Marriage is a contract. And in every contract there are at least two sides. Love is written into vows. The partnership lies underneath those words. It takes nothing away from love. In Breslin’s case, he was hopeless without a wife. Simply unable to live, let alone drive a car.
“We had a lot of fun,” Ronnie Eldridge recalled. They would have had more fun without the kids, she might have said. This was around 35 years after the marriage vows.
And now that Jimmy was living on Central Park West, that other writer who never learned to drive and lived nearby, Murray Kempton, would stand on the sidewalk under the Breslin-Eldridge second floor window and they would converse before Murray remounted his bike and went on his rounds. A little fun there, too.
Joan Nassivera, who had been night city editor at the News when John Lennon died, later went on to be an editorial page writer. Before she went across town to The Times, she described Breslin succinctly.
“Yes, Jimmy was like a rare flower. He needed a lot of TLC. I will never forget the morning after Amy was born—actually the same morning as she entered the world at 12:18 A.M. and the phone next to my bed in the hospital room rang about 7, just as I was drifting off to sleep. Don’t ask how he tracked me down, but the voice on the other end was unmistakable. Good thing since he never identified himself, just started right in: ‘What’s up. What’s going on?’
“When I was working nights, Lou [Parajos, her husband at the time and an editor at the paper] often drove Jimmy around to wherever he needed to go for a column. So did I at times when I was free.

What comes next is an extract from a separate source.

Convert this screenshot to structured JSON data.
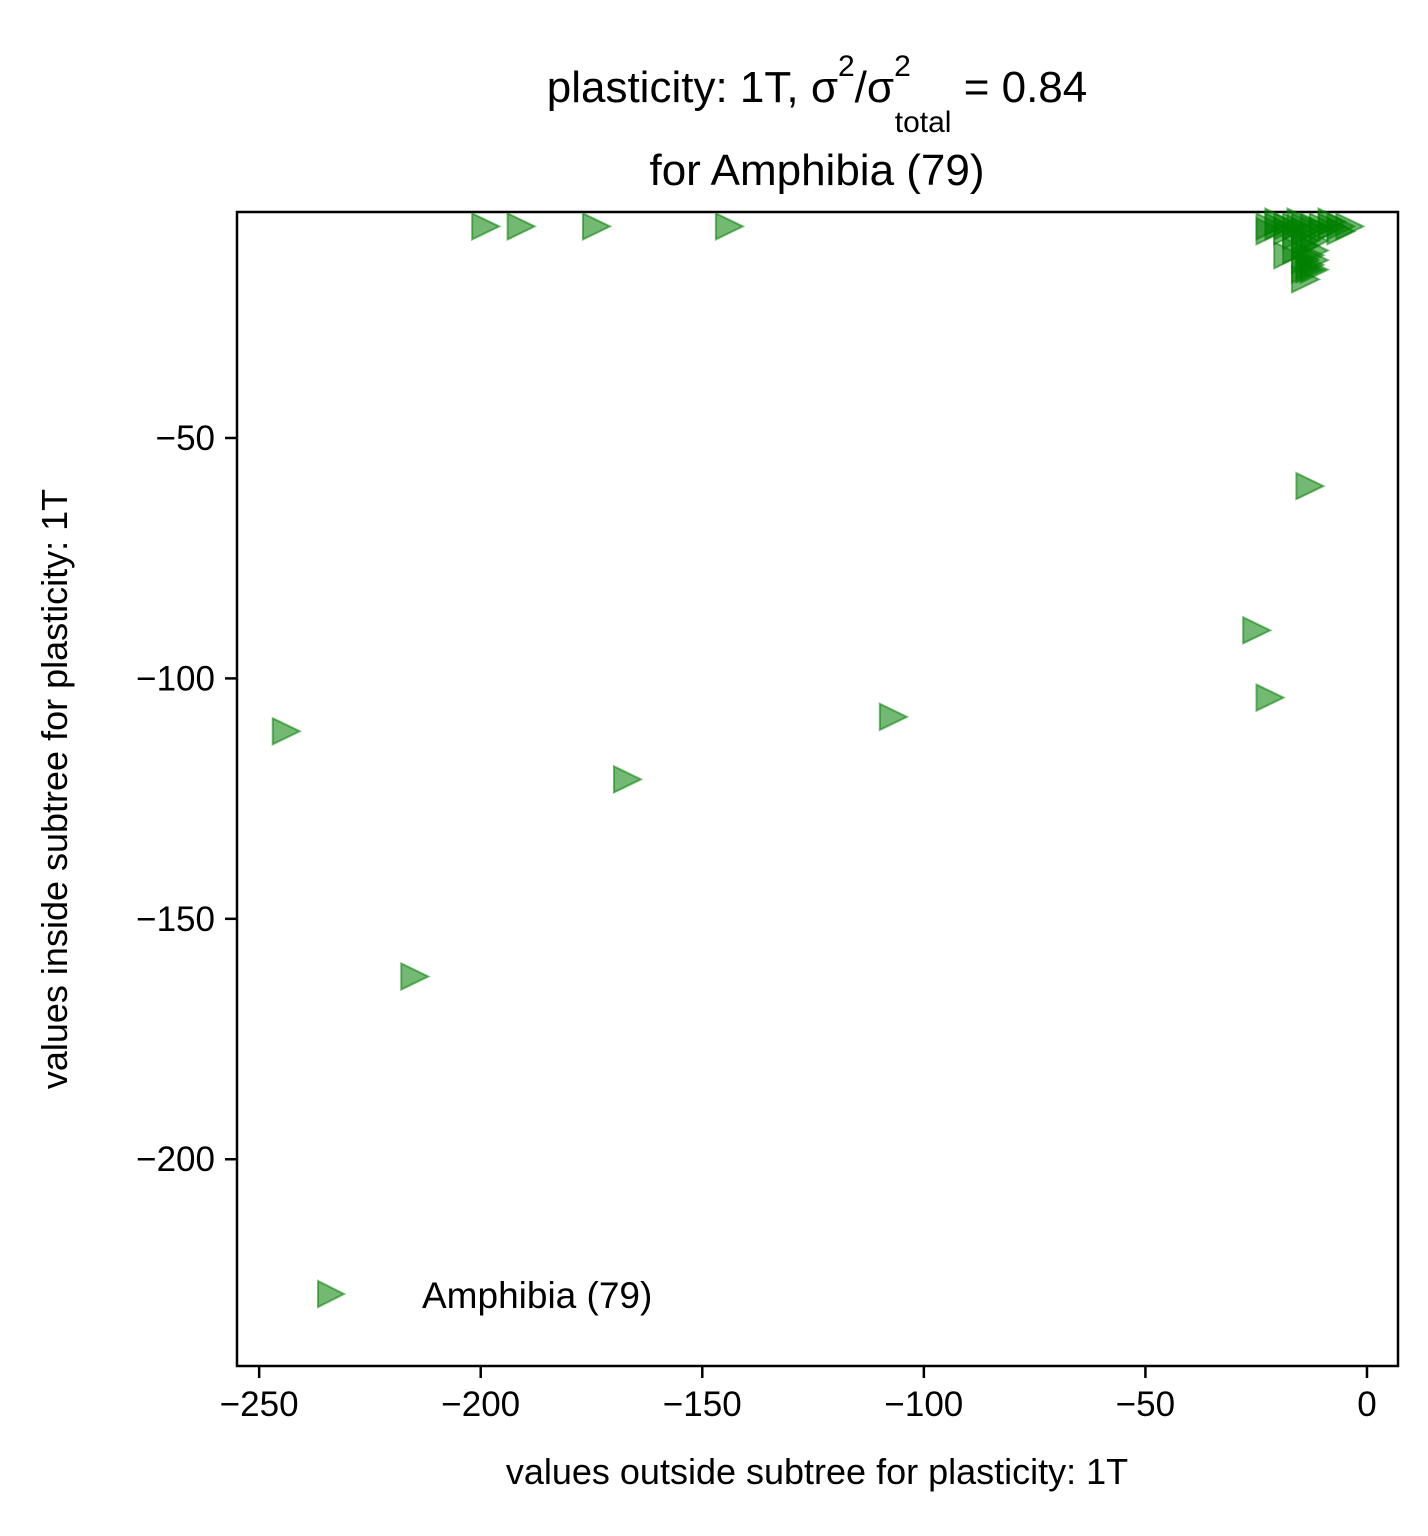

I recall one Saturday taking him to Connecticut to a Sikorsky plant though I don’t know what the column was about.”
Driving is not in the normal job description of an important editor at a paper. But it was around Breslin.
And it was certainly in the job description for Rosemary, Ronnie, his sons, and his friends, as well as his editors.
Ronnie drove him, got him to events on time, arranged his insurance, his doctor and dentist appointments. Everything. And in the unwritten words beneath the vows, she got the power that came with being the spouse of a very powerful columnist.
But the partnership, according to a person who knew Ronnie, Jimmy, and all the kids both before the marriage and after the marriage and across both her political and his writing career, seemed to have no real room for the kids. Asked, there was no dispute on this point, nor that the father was a partner in this.
Childhood is always a lost country. It is for most, the first heist. It was so for Jimmy. For his children, who lived in sheltered chaos, the heist came late.
For the city of New York, while Lufthansa might have been the heist that delighted as the ’70s drew to a close, the heists of the ’80s were tales that included corruption and greed and fear and the theft of the public trust. In the post-Nixonian, post-Hope world, this was the landscape of New York.
When John Lindsay’s first day in office as mayor was greeted with a transit strike, he was heard to say, “It’s still a fun city.” Dick Schaap at the Trib, when he sat down to write, turned that into the antithesis of a Chamber of Commerce appeal. “Fun City” was a city that at that time was already beginning to crumble. Now, nearly 20 years later, it was “Fear City.”